Haptics, voice, gesture, emotion, touch, and other interfaces are coming together to allow consumers to interact with data in new ways. In addition to potentially replacing ebook readers in the coming year, tablets could also make desktops and laptops obsolete. Before brain-machine interfaces become available, tablets will have already started blending the real and virtual. They will become “windows” into virtual realm where data is displayed in increasingly sophisticated ways. At CES, the iPhone became both the control for a real toy helicopter – the Parrot AR.Drone – and a window to a world where that toy shot down virtual enemies.

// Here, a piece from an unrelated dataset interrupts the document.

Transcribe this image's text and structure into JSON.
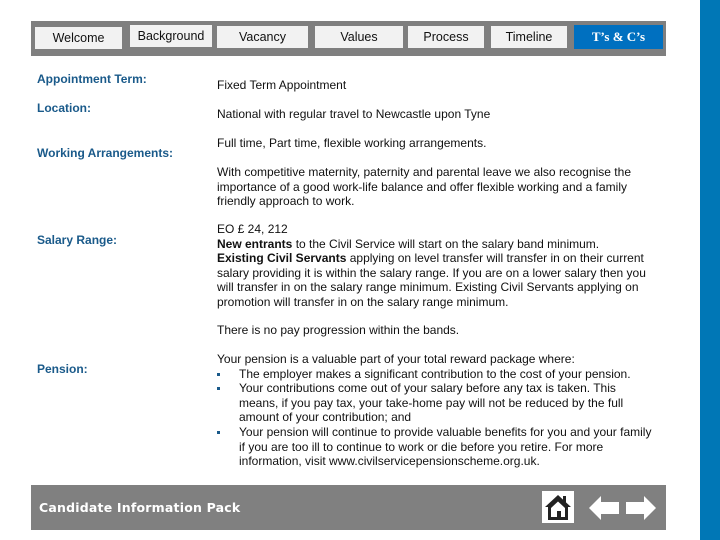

Consumer electronics companies must contend with accelerating progress in science and technology that sometimes brings change even before they can release their devices to consumers. This decade will bring a change in the very materials used by electronic components. Consumer electronics will soon be flexible, bendable, transparent, and impossibly thin, well below the quarter inch that seemed to be hot at this year’s CES. Just like the majority of companies releasing ereaders this year, or those tepidly dipping their toes into new tablets, companies that simply jump on the latest technology bandwagon will find their products failing in the marketplace. Companies that press forward and try to redefine entire classes of consumer electronics may stumble across the right convergence of technologies that resonate with consumers at exactly the right time.